Few national political figures have taken up arms against such a boisterous sea of misfortunes.
In the millions of words about Ted Kennedy that will be published by week’s end, most will hail him as the conscience of American liberalism, and a few will criticize him for that and for private behavior that he himself called “indefensible.” Lost amid all the ideological attempts to either build him up or tear him down will be the senator’s most enduring legacy: his ultimate triumph over personal demons and recurring tragedies.

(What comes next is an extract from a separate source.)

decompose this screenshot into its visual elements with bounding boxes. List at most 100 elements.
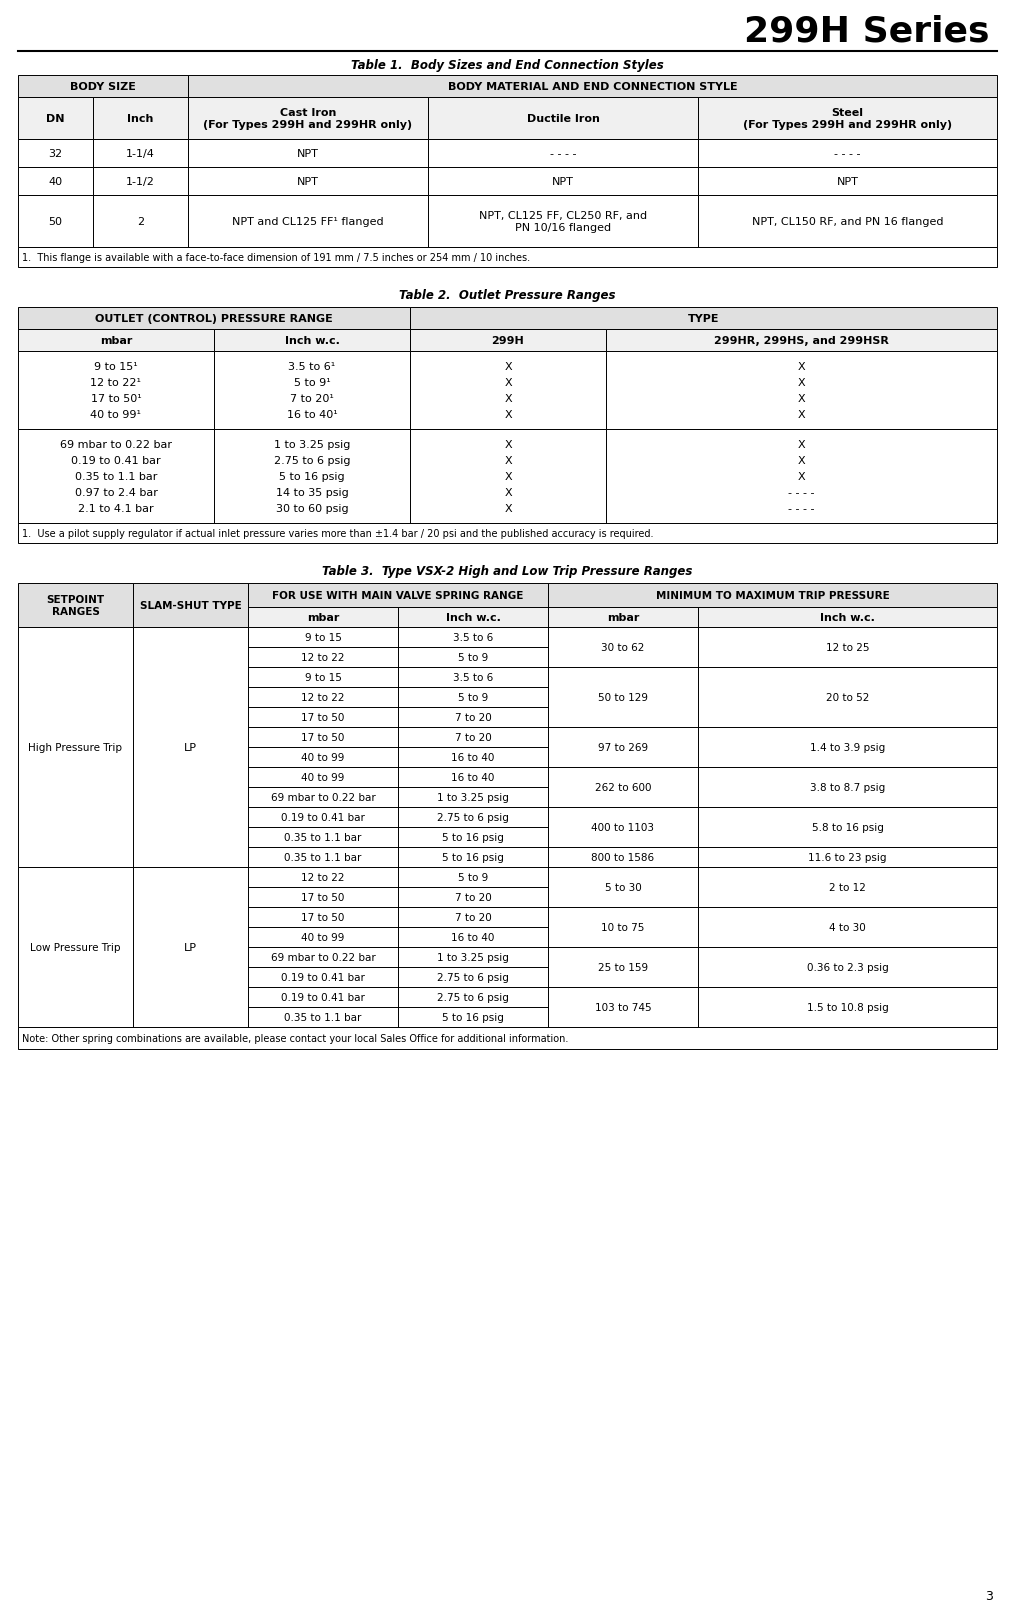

Few national political figures have taken up arms against such a boisterous sea of misfortunes. Yes, Kennedy was born into wealth and status. But that goes only so far. Just ask Caroline Kennedy. There is no question that expelled Harvard cheater Ted Kennedy became Sen. Kennedy by virtue of his birth. But what he did with the position entrusted to him by star-struck voters is worthy of admiration.
I don’t mean that his voting record ought to be emulated or his collected speeches memorized by school children. What he did to Robert Bork alone ought to earn him a spot in the senatorial hall of shame. What I mean is that wealth and privilege aside, Ted Kennedy faced enormous personal challenges that would have done in lesser men, and he admirably overcame them.
This is not to excuse Chappaquiddick. Were I a Massachusetts voter, I never would have voted for Ted Kennedy for that reason alone (not to mention his extreme liberalism). I am not arguing that Kennedy should have been elected to anything. The fact, however, is that he was elected, repeatedly. The voters in Massachusetts treated him like royalty, providing him with a seat in government for life. Many men would have — and have — repaid such trust with betrayal. Kennedy did the opposite.
Ted Kennedy appears to have been afflicted with a serious drinking habit. He was accused by a former staffer of having a cocaine dependency, and allegations of womanizing were legendary. Whatever the specifics, nearly everyone agrees that resisting temptations was a problem for him.
As if that weren’t enough, his first wife was an alcoholic whose addiction led to the breakdown of the marriage. His son was stricken with cancer, and of course there was the emotional toll of losing all three older brothers, one to war and two to assassins.
Add to that the pressures of celebrity and of carrying on the Kennedy legacy. In American politics, how many younger brothers have been devoured by lesser pressures than Ted Kennedy faced? Billy Carter and Roger Clinton, anyone?
Yet Ted Kennedy worked through his recurring troubles with dogged determination to leave a positive mark on his country. He might very well have worked as hard as he did because of his apparent addictions and definite errors in judgment.
Sure, it is ironic and unjust that months before Kennedy died, Mark Sanford’s political career ended because of a romantic affair that was revealed exactly 40 summers after Kennedy drove Mary Jo Kopechne to her death. We can all hope that the voters of Massachusetts grow as unforgiving of moral transgressions as the people of South Carolina seem to be.
And yet for all of his faults and misdeeds, Ted Kennedy took the tremendous gift granted him by patronage and indulgent voters and worked tirelessly to enlarge it. He could have played the self-indulgent frat boy for the whole of his life. He could have squandered every bit of his energy in the pursuit of pleasure, or slunk away and let alcohol and Chappaquiddick define his legacy.
To his credit, he did not do that. He dedicated himself to leaving the world better than he left it, and to representing the people of Massachusetts with energy and conviction. Maybe not being held accountable for Mary Jo Kopechne’s death motivated Kennedy to seek a sort of Dostoevskian accountability on his own. But unlike Raskolnikov, who ultimately confessed, Kennedy worked out his guilt through good deeds.
We cannot know for certain. But whatever the reason, Kennedy refused to give in to the demons and torments that plagued him. His lifelong struggle to defeat them for the purpose of leaving a positive imprint on his country is admirable.
What young Americans ought to take from an observation of Kennedy’s life is not a belief in the transformative power of government activism. Politically, Kennedy’s legacy cannot be written yet. Not enough time has passed to fully and accurately assess it.
Yet Kennedy’s career already has provided us with a lesson that is universal. The way he lived his life teaches a fundamental truth — that individual will has the power to overcome flaws of gene and judgment. That is Ted Kennedy’s real legacy. Regardless of one’s political views, it is a positive and enduring one.